"Advanced" Analysis Options for miRNA-Seq Data (12/23/2015)
Wed, Dec 23, 2015 at 1:07 PM
Customer has miRNA sequencing data acquired using Illumina sequencing platform. He is interested in - on top of the "routine" miRNA sequencing data analysis, which involves mapping of the reads to known miRNA sequences documented in miRBase - other analysis options, in particular, identification of novel miRNAs, and target prediction for known and novel miRNAs. The sample is of a pathogenic virus infecting a human tissue. Customer mentions that there were previously obtained DNA microarray and mRNA sequencing data, and asks whether there are ways to make use of those data in the miRNA sequencing data analysis project.
Wed, Dec 23, 2015 at 3:16 PM
AccuraScience LB: (1) Novel miRNA prediction can be made using a transcribed small RNA sequence - and its surrounding regions (~80bp) in the respective genome, by looking at whether it could form a pre-miRNA like hair-pin structure. This is doable because the virus genome is available.
(2) Once novel miRNAs are actually identified, prediction of their target (protein-coding) genes can be made. Most miRNA target prediction tools (there are dozens of them) cannot predict targets for novel miRNAs, but this is something we can work out. A known issue with the miRNA target prediction field is that all tools suffer from false positive problems. A common practice is to run multiple of those tools (3+), and choose the common subset of their results.
(3) If the previously performed microarray and long RNA-seq experiments were done using matching samples (with the recent small RNA-seq), there are ways to take advantage of those (protein-coding) gene expression data when looking for targets of the novel miRNAs (if the latter are found). The general principle underlying this integrated analysis is, if a "novel" miRNA is up-regulated in one sample, the targets of this miRNA are expected to be down-regulated in the same sample - the latter would be visible in the microarray or long RNA-seq data.
(4) A unique complexity of this project is that the RNA samples are a mixture of the virus and host samples. The analysis pipeline to be developed would need to take this into account.
Generally, the analysis might includes the following components: (i) Sequencing data quality control: this could be tricky because the read length is likely longer than the miRNA length, implying that part of the read sequence could be primer and/or adapter sequence, (ii) A series of mapping steps, to map the (truncated) reads to multiple reference sources, including (a) human genome, (b) the virus genome, and (c) (possibly) known human miRNAs in miRBase. (iii) For small RNA sequences that are of the virus source, attempt novel miRNA prediction, based on RNA folding (described in (1) above). (iv) If novel miRNAs are identified, perform target prediction (described in (2) above), possibly taking advantage of previous microarray and/or long RNA-seq data (described in (3) above).
Note: LB stands for Lead Bioinformatician.
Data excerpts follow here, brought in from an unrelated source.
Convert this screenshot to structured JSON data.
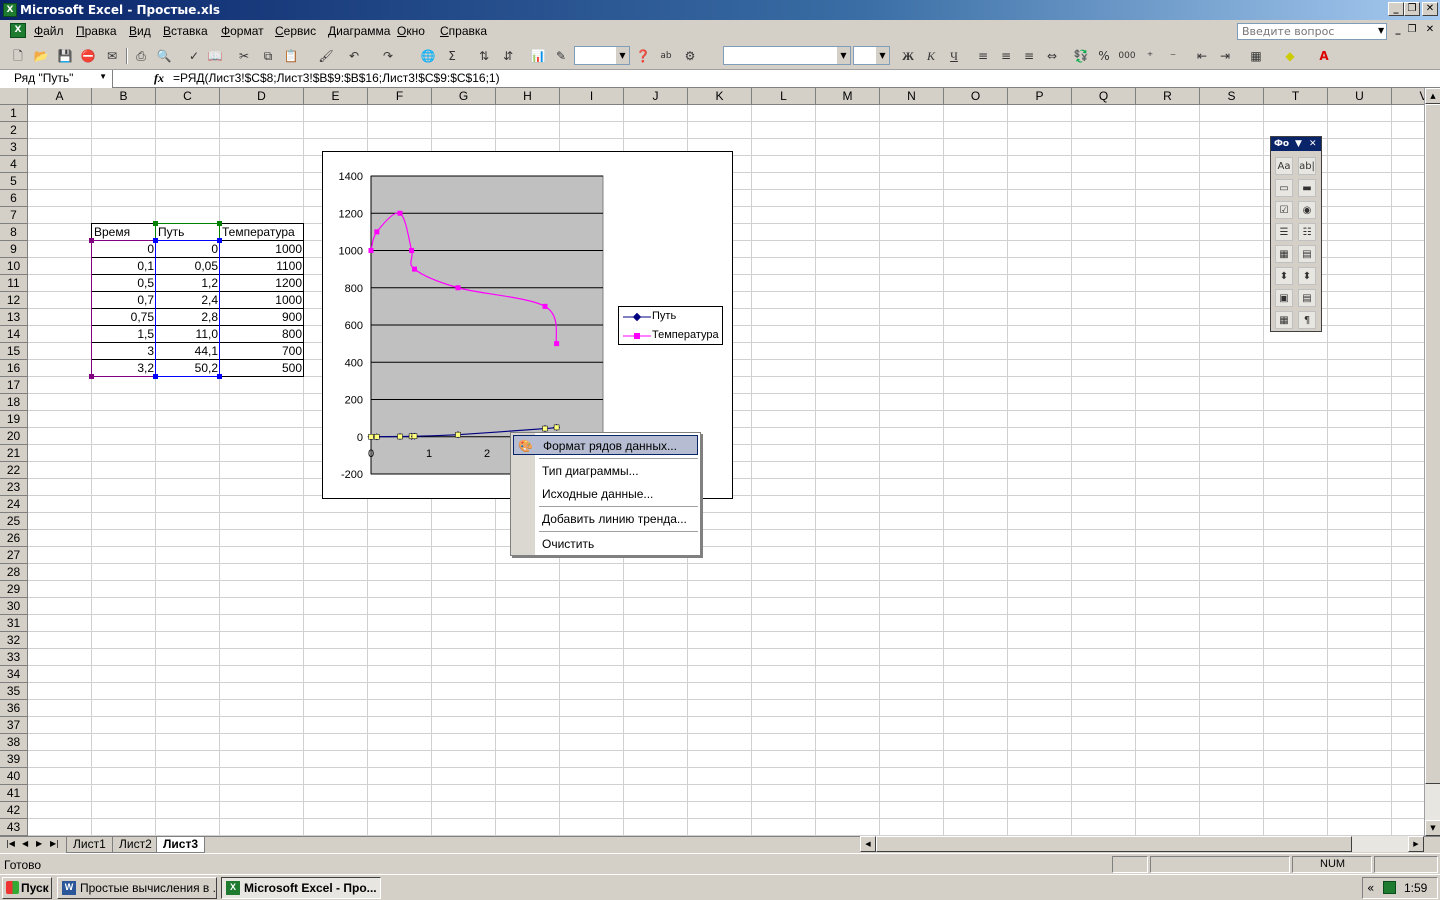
{
  "window": {
    "title": "Microsoft Excel - Простые.xls",
    "app_icon": "excel-icon",
    "controls": [
      "_",
      "❐",
      "✕"
    ],
    "doc_controls": [
      "_",
      "❐",
      "✕"
    ]
  },
  "menu": [
    "Файл",
    "Правка",
    "Вид",
    "Вставка",
    "Формат",
    "Сервис",
    "Диаграмма",
    "Окно",
    "Справка"
  ],
  "ask": {
    "placeholder": "Введите вопрос"
  },
  "formula_bar": {
    "name_box": "Ряд \"Путь\"",
    "fx": "fx",
    "formula": "=РЯД(Лист3!$C$8;Лист3!$B$9:$B$16;Лист3!$C$9:$C$16;1)"
  },
  "toolbar": {
    "fmt_bold": "Ж",
    "fmt_italic": "К",
    "fmt_underline": "Ч",
    "percent": "%",
    "thousands": "000"
  },
  "columns": [
    "A",
    "B",
    "C",
    "D",
    "E",
    "F",
    "G",
    "H",
    "I",
    "J",
    "K",
    "L",
    "M",
    "N",
    "O",
    "P",
    "Q",
    "R",
    "S",
    "T",
    "U",
    "V"
  ],
  "rows": [
    "1",
    "2",
    "3",
    "4",
    "5",
    "6",
    "7",
    "8",
    "9",
    "10",
    "11",
    "12",
    "13",
    "14",
    "15",
    "16",
    "17",
    "18",
    "19",
    "20",
    "21",
    "22",
    "23",
    "24",
    "25",
    "26",
    "27",
    "28",
    "29",
    "30",
    "31",
    "32",
    "33",
    "34",
    "35",
    "36",
    "37",
    "38",
    "39",
    "40",
    "41",
    "42",
    "43"
  ],
  "table": {
    "headers": [
      "Время",
      "Путь",
      "Температура"
    ],
    "rows": [
      [
        "0",
        "0",
        "1000"
      ],
      [
        "0,1",
        "0,05",
        "1100"
      ],
      [
        "0,5",
        "1,2",
        "1200"
      ],
      [
        "0,7",
        "2,4",
        "1000"
      ],
      [
        "0,75",
        "2,8",
        "900"
      ],
      [
        "1,5",
        "11,0",
        "800"
      ],
      [
        "3",
        "44,1",
        "700"
      ],
      [
        "3,2",
        "50,2",
        "500"
      ]
    ]
  },
  "chart_data": {
    "type": "scatter",
    "x": [
      0,
      0.1,
      0.5,
      0.7,
      0.75,
      1.5,
      3,
      3.2
    ],
    "series": [
      {
        "name": "Путь",
        "values": [
          0,
          0.05,
          1.2,
          2.4,
          2.8,
          11.0,
          44.1,
          50.2
        ],
        "color": "#000080",
        "marker": "diamond"
      },
      {
        "name": "Температура",
        "values": [
          1000,
          1100,
          1200,
          1000,
          900,
          800,
          700,
          500
        ],
        "color": "#ff00ff",
        "marker": "square"
      }
    ],
    "y_ticks": [
      "1400",
      "1200",
      "1000",
      "800",
      "600",
      "400",
      "200",
      "0",
      "-200"
    ],
    "x_ticks": [
      "0",
      "1",
      "2"
    ],
    "ylim": [
      -200,
      1400
    ],
    "xlim": [
      0,
      4
    ],
    "plot_background": "#c0c0c0",
    "grid": true,
    "smooth": true,
    "legend": "right",
    "selected_series": "Путь"
  },
  "context_menu": [
    {
      "label": "Формат рядов данных...",
      "highlight": true,
      "icon": "format-series-icon"
    },
    {
      "label": "Тип диаграммы..."
    },
    {
      "label": "Исходные данные..."
    },
    {
      "label": "Добавить линию тренда..."
    },
    {
      "label": "Очистить"
    }
  ],
  "forms_panel": {
    "title": "Фо",
    "buttons": [
      "Aa",
      "ab|",
      "▭",
      "▬",
      "☑",
      "◉",
      "☰",
      "☷",
      "▦",
      "▤",
      "⬍",
      "⬍",
      "▣",
      "▤",
      "▦",
      "¶"
    ]
  },
  "sheets": [
    "Лист1",
    "Лист2",
    "Лист3"
  ],
  "active_sheet": "Лист3",
  "status": {
    "ready": "Готово",
    "num": "NUM"
  },
  "taskbar": {
    "start": "Пуск",
    "items": [
      "Простые вычисления в ...",
      "Microsoft Excel - Про..."
    ],
    "clock": "1:59",
    "tray": "«"
  }
}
An AccuraScience LB is a senior bioinformatics expert and leader of an AccuraScience data analysis team.
Disclaimer: This text was selected and edited based on genuine communications that took place between a customer and AccuraScience data analysis team at specified dates and times. The editing was made to protect the customer's privacy and for brevity. The edited text may or may not have been reviewed and approved by the customer. AccuraScience is solely responsible for the accuracy of the information reflected in this text.